The reasoning behind hate crimes is to speak as a society against targeting people because of some characteristic--race, religion, national origin, etc--that causes some people to become insensibly enraged.
Groups have been targeted for centuries, and as we saw in Armenia in 1915, or Rwanda in the 1970s, or Nazi Germany in the 30s and 40s, when group hatred gets coupled with power, attempts to exterminate may be not too far behind. We legislate against individual hate crimes to help act as a bulwark against that.
A hate crime is a reaction against that impulse driving the hater that thinks, "That person is ----. They have no right to existence. I can do what I want to them."

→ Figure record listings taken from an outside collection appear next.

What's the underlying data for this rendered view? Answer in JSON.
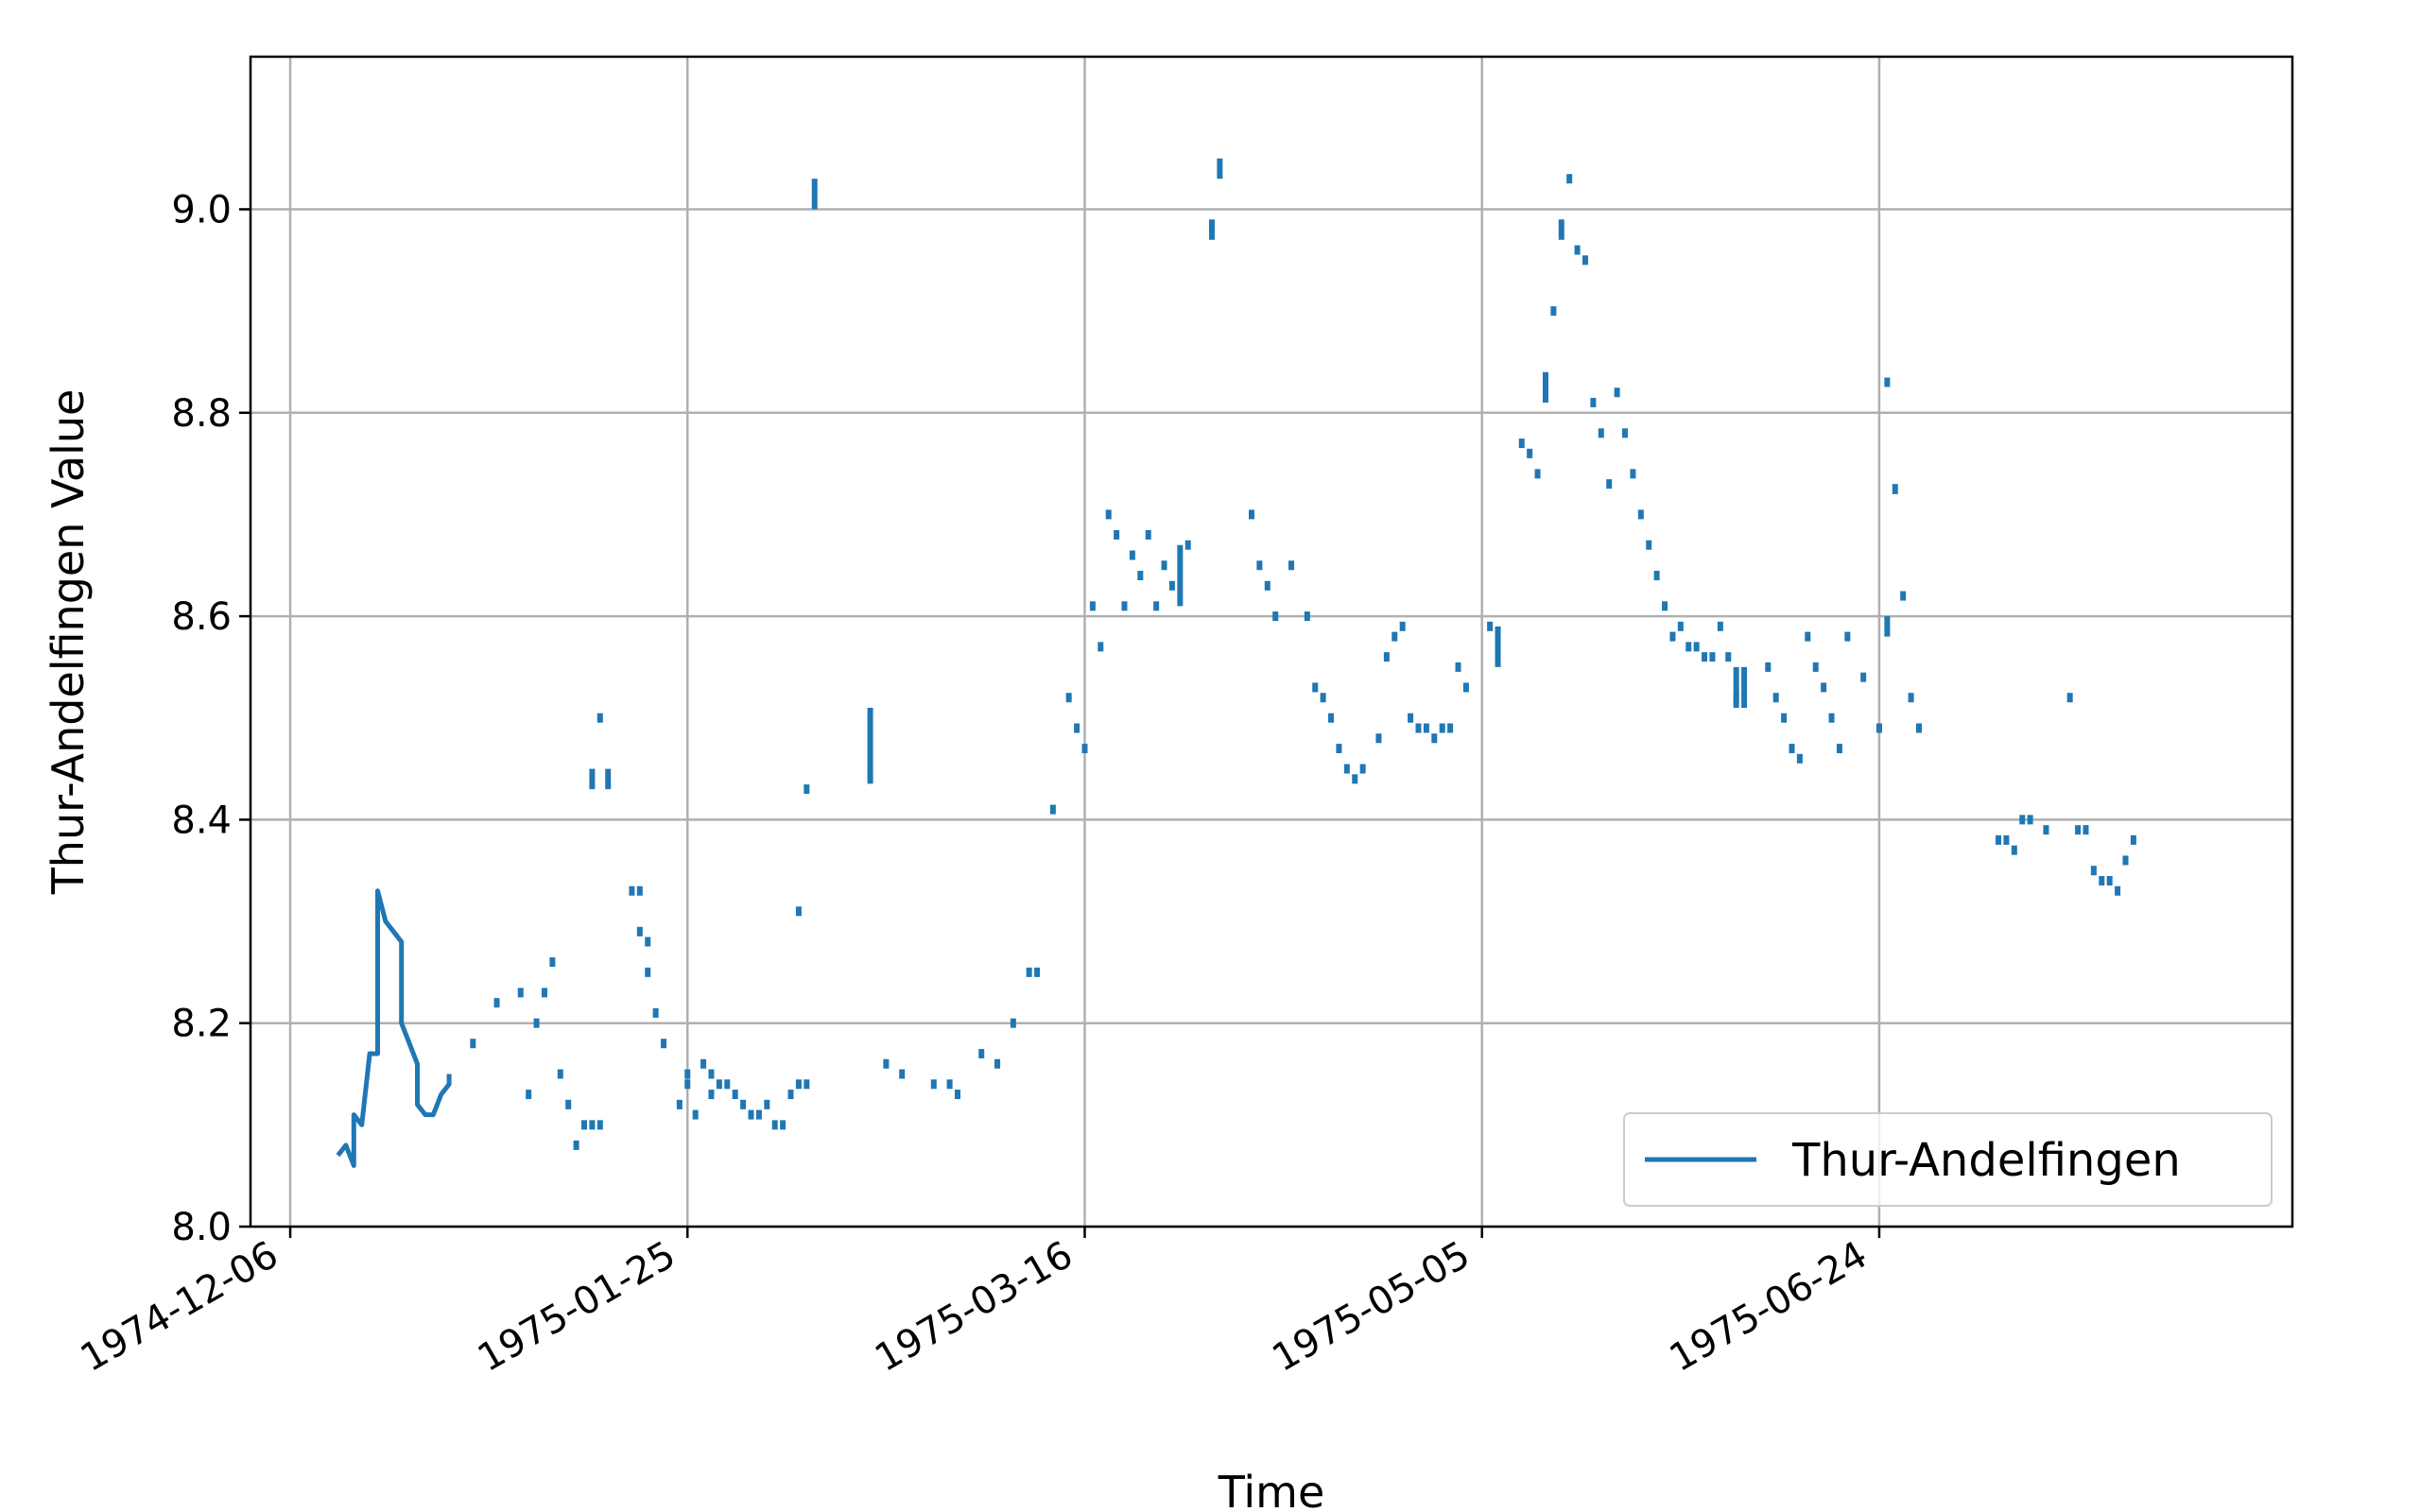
{
  "chart_data": {
    "type": "line",
    "title": "",
    "xlabel": "Time",
    "ylabel": "Thur-Andelfingen Value",
    "grid": true,
    "legend": {
      "placement": "lower-right",
      "entries": [
        "Thur-Andelfingen"
      ]
    },
    "colors": {
      "series": "#1f77b4",
      "grid": "#b0b0b0",
      "axis": "#000000"
    },
    "xlim": [
      "1974-12-01",
      "1975-08-15"
    ],
    "ylim": [
      8.0,
      9.15
    ],
    "x_ticks": [
      "1974-12-06",
      "1975-01-25",
      "1975-03-16",
      "1975-05-05",
      "1975-06-24"
    ],
    "y_ticks": [
      "8.0",
      "8.2",
      "8.4",
      "8.6",
      "8.8",
      "9.0"
    ],
    "series": [
      {
        "name": "Thur-Andelfingen",
        "style": "solid",
        "points": [
          [
            "1974-12-12",
            8.07
          ],
          [
            "1974-12-13",
            8.08
          ],
          [
            "1974-12-14",
            8.06
          ],
          [
            "1974-12-14",
            8.11
          ],
          [
            "1974-12-15",
            8.1
          ],
          [
            "1974-12-16",
            8.17
          ],
          [
            "1974-12-17",
            8.17
          ],
          [
            "1974-12-17",
            8.33
          ],
          [
            "1974-12-18",
            8.3
          ],
          [
            "1974-12-19",
            8.29
          ],
          [
            "1974-12-20",
            8.28
          ],
          [
            "1974-12-20",
            8.2
          ],
          [
            "1974-12-21",
            8.18
          ],
          [
            "1974-12-22",
            8.16
          ],
          [
            "1974-12-22",
            8.12
          ],
          [
            "1974-12-23",
            8.11
          ],
          [
            "1974-12-24",
            8.11
          ],
          [
            "1974-12-25",
            8.13
          ],
          [
            "1974-12-26",
            8.14
          ],
          [
            "1974-12-26",
            8.15
          ]
        ],
        "segments": [
          [
            [
              "1975-01-13",
              8.43
            ],
            [
              "1975-01-13",
              8.45
            ]
          ],
          [
            [
              "1975-01-15",
              8.43
            ],
            [
              "1975-01-15",
              8.45
            ]
          ],
          [
            [
              "1975-02-10",
              9.0
            ],
            [
              "1975-02-10",
              9.03
            ]
          ],
          [
            [
              "1975-02-17",
              8.44
            ],
            [
              "1975-02-17",
              8.51
            ]
          ],
          [
            [
              "1975-03-28",
              8.61
            ],
            [
              "1975-03-28",
              8.67
            ]
          ],
          [
            [
              "1975-04-01",
              8.97
            ],
            [
              "1975-04-01",
              8.99
            ]
          ],
          [
            [
              "1975-04-02",
              9.03
            ],
            [
              "1975-04-02",
              9.05
            ]
          ],
          [
            [
              "1975-05-07",
              8.55
            ],
            [
              "1975-05-07",
              8.59
            ]
          ],
          [
            [
              "1975-05-13",
              8.81
            ],
            [
              "1975-05-13",
              8.84
            ]
          ],
          [
            [
              "1975-05-15",
              8.97
            ],
            [
              "1975-05-15",
              8.99
            ]
          ],
          [
            [
              "1975-06-06",
              8.51
            ],
            [
              "1975-06-06",
              8.55
            ]
          ],
          [
            [
              "1975-06-07",
              8.51
            ],
            [
              "1975-06-07",
              8.55
            ]
          ],
          [
            [
              "1975-06-25",
              8.58
            ],
            [
              "1975-06-25",
              8.6
            ]
          ],
          [
            [
              "1975-06-26",
              8.72
            ],
            [
              "1975-06-26",
              8.73
            ]
          ]
        ],
        "markers": [
          [
            "1974-12-29",
            8.18
          ],
          [
            "1975-01-01",
            8.22
          ],
          [
            "1975-01-04",
            8.23
          ],
          [
            "1975-01-05",
            8.13
          ],
          [
            "1975-01-06",
            8.2
          ],
          [
            "1975-01-07",
            8.23
          ],
          [
            "1975-01-08",
            8.26
          ],
          [
            "1975-01-09",
            8.15
          ],
          [
            "1975-01-10",
            8.12
          ],
          [
            "1975-01-11",
            8.08
          ],
          [
            "1975-01-12",
            8.1
          ],
          [
            "1975-01-13",
            8.1
          ],
          [
            "1975-01-14",
            8.5
          ],
          [
            "1975-01-14",
            8.1
          ],
          [
            "1975-01-18",
            8.33
          ],
          [
            "1975-01-19",
            8.33
          ],
          [
            "1975-01-19",
            8.29
          ],
          [
            "1975-01-20",
            8.28
          ],
          [
            "1975-01-20",
            8.25
          ],
          [
            "1975-01-21",
            8.21
          ],
          [
            "1975-01-22",
            8.18
          ],
          [
            "1975-01-24",
            8.12
          ],
          [
            "1975-01-25",
            8.15
          ],
          [
            "1975-01-25",
            8.14
          ],
          [
            "1975-01-26",
            8.11
          ],
          [
            "1975-01-27",
            8.16
          ],
          [
            "1975-01-28",
            8.15
          ],
          [
            "1975-01-28",
            8.13
          ],
          [
            "1975-01-29",
            8.14
          ],
          [
            "1975-01-30",
            8.14
          ],
          [
            "1975-01-31",
            8.13
          ],
          [
            "1975-02-01",
            8.12
          ],
          [
            "1975-02-02",
            8.11
          ],
          [
            "1975-02-03",
            8.11
          ],
          [
            "1975-02-04",
            8.12
          ],
          [
            "1975-02-05",
            8.1
          ],
          [
            "1975-02-06",
            8.1
          ],
          [
            "1975-02-07",
            8.13
          ],
          [
            "1975-02-08",
            8.14
          ],
          [
            "1975-02-09",
            8.14
          ],
          [
            "1975-02-08",
            8.31
          ],
          [
            "1975-02-09",
            8.43
          ],
          [
            "1975-02-17",
            8.44
          ],
          [
            "1975-02-19",
            8.16
          ],
          [
            "1975-02-21",
            8.15
          ],
          [
            "1975-02-25",
            8.14
          ],
          [
            "1975-02-27",
            8.14
          ],
          [
            "1975-02-28",
            8.13
          ],
          [
            "1975-03-03",
            8.17
          ],
          [
            "1975-03-05",
            8.16
          ],
          [
            "1975-03-07",
            8.2
          ],
          [
            "1975-03-09",
            8.25
          ],
          [
            "1975-03-10",
            8.25
          ],
          [
            "1975-03-12",
            8.41
          ],
          [
            "1975-03-14",
            8.52
          ],
          [
            "1975-03-15",
            8.49
          ],
          [
            "1975-03-16",
            8.47
          ],
          [
            "1975-03-17",
            8.61
          ],
          [
            "1975-03-18",
            8.57
          ],
          [
            "1975-03-19",
            8.7
          ],
          [
            "1975-03-20",
            8.68
          ],
          [
            "1975-03-21",
            8.61
          ],
          [
            "1975-03-22",
            8.66
          ],
          [
            "1975-03-23",
            8.64
          ],
          [
            "1975-03-24",
            8.68
          ],
          [
            "1975-03-25",
            8.61
          ],
          [
            "1975-03-26",
            8.65
          ],
          [
            "1975-03-27",
            8.63
          ],
          [
            "1975-03-29",
            8.67
          ],
          [
            "1975-04-06",
            8.7
          ],
          [
            "1975-04-07",
            8.65
          ],
          [
            "1975-04-08",
            8.63
          ],
          [
            "1975-04-09",
            8.6
          ],
          [
            "1975-04-11",
            8.65
          ],
          [
            "1975-04-13",
            8.6
          ],
          [
            "1975-04-14",
            8.53
          ],
          [
            "1975-04-15",
            8.52
          ],
          [
            "1975-04-16",
            8.5
          ],
          [
            "1975-04-17",
            8.47
          ],
          [
            "1975-04-18",
            8.45
          ],
          [
            "1975-04-19",
            8.44
          ],
          [
            "1975-04-20",
            8.45
          ],
          [
            "1975-04-22",
            8.48
          ],
          [
            "1975-04-23",
            8.56
          ],
          [
            "1975-04-24",
            8.58
          ],
          [
            "1975-04-25",
            8.59
          ],
          [
            "1975-04-26",
            8.5
          ],
          [
            "1975-04-27",
            8.49
          ],
          [
            "1975-04-28",
            8.49
          ],
          [
            "1975-04-29",
            8.48
          ],
          [
            "1975-04-30",
            8.49
          ],
          [
            "1975-05-01",
            8.49
          ],
          [
            "1975-05-02",
            8.55
          ],
          [
            "1975-05-03",
            8.53
          ],
          [
            "1975-05-06",
            8.59
          ],
          [
            "1975-05-10",
            8.77
          ],
          [
            "1975-05-11",
            8.76
          ],
          [
            "1975-05-12",
            8.74
          ],
          [
            "1975-05-14",
            8.9
          ],
          [
            "1975-05-16",
            9.03
          ],
          [
            "1975-05-17",
            8.96
          ],
          [
            "1975-05-18",
            8.95
          ],
          [
            "1975-05-19",
            8.81
          ],
          [
            "1975-05-20",
            8.78
          ],
          [
            "1975-05-21",
            8.73
          ],
          [
            "1975-05-22",
            8.82
          ],
          [
            "1975-05-23",
            8.78
          ],
          [
            "1975-05-24",
            8.74
          ],
          [
            "1975-05-25",
            8.7
          ],
          [
            "1975-05-26",
            8.67
          ],
          [
            "1975-05-27",
            8.64
          ],
          [
            "1975-05-28",
            8.61
          ],
          [
            "1975-05-29",
            8.58
          ],
          [
            "1975-05-30",
            8.59
          ],
          [
            "1975-05-31",
            8.57
          ],
          [
            "1975-06-01",
            8.57
          ],
          [
            "1975-06-02",
            8.56
          ],
          [
            "1975-06-03",
            8.56
          ],
          [
            "1975-06-04",
            8.59
          ],
          [
            "1975-06-05",
            8.56
          ],
          [
            "1975-06-06",
            8.52
          ],
          [
            "1975-06-10",
            8.55
          ],
          [
            "1975-06-11",
            8.52
          ],
          [
            "1975-06-12",
            8.5
          ],
          [
            "1975-06-13",
            8.47
          ],
          [
            "1975-06-14",
            8.46
          ],
          [
            "1975-06-15",
            8.58
          ],
          [
            "1975-06-16",
            8.55
          ],
          [
            "1975-06-17",
            8.53
          ],
          [
            "1975-06-18",
            8.5
          ],
          [
            "1975-06-19",
            8.47
          ],
          [
            "1975-06-20",
            8.58
          ],
          [
            "1975-06-22",
            8.54
          ],
          [
            "1975-06-24",
            8.49
          ],
          [
            "1975-06-25",
            8.83
          ],
          [
            "1975-06-27",
            8.62
          ],
          [
            "1975-06-28",
            8.52
          ],
          [
            "1975-06-29",
            8.49
          ],
          [
            "1975-07-09",
            8.38
          ],
          [
            "1975-07-10",
            8.38
          ],
          [
            "1975-07-11",
            8.37
          ],
          [
            "1975-07-12",
            8.4
          ],
          [
            "1975-07-13",
            8.4
          ],
          [
            "1975-07-15",
            8.39
          ],
          [
            "1975-07-18",
            8.52
          ],
          [
            "1975-07-19",
            8.39
          ],
          [
            "1975-07-20",
            8.39
          ],
          [
            "1975-07-21",
            8.35
          ],
          [
            "1975-07-22",
            8.34
          ],
          [
            "1975-07-23",
            8.34
          ],
          [
            "1975-07-24",
            8.33
          ],
          [
            "1975-07-25",
            8.36
          ],
          [
            "1975-07-26",
            8.38
          ]
        ]
      }
    ]
  }
}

In our country, the hate crime statutes followed decades of unpunished lynchings, where authorities either turned the other way or were powerless to stop a community from acting on its collective hate.
To put it another way, try not to see it as, murder is bad but hate crimes are worse. See it as a reminder that we in society do not condone attitudes that foster hatred of vulnerable groups. It is also a reminder to those groups that they should not have to fear, that we in the majority remember our duty to protect those in the minority.
When society speaks against targeting people, it goes a long way toward stamping out virulent attitudes. Or at least it hopes to make people realize that they are not going to get treated more leniently because "it is just one of them".
And remember, contrary to what anti-hate crime decriers contend, we punish mental intent differently for similar acts all the time. Murder for financial gain, assault with intent to rape or kill, arson with fraudulent intent, breaking and entering with the intent to steal, etc.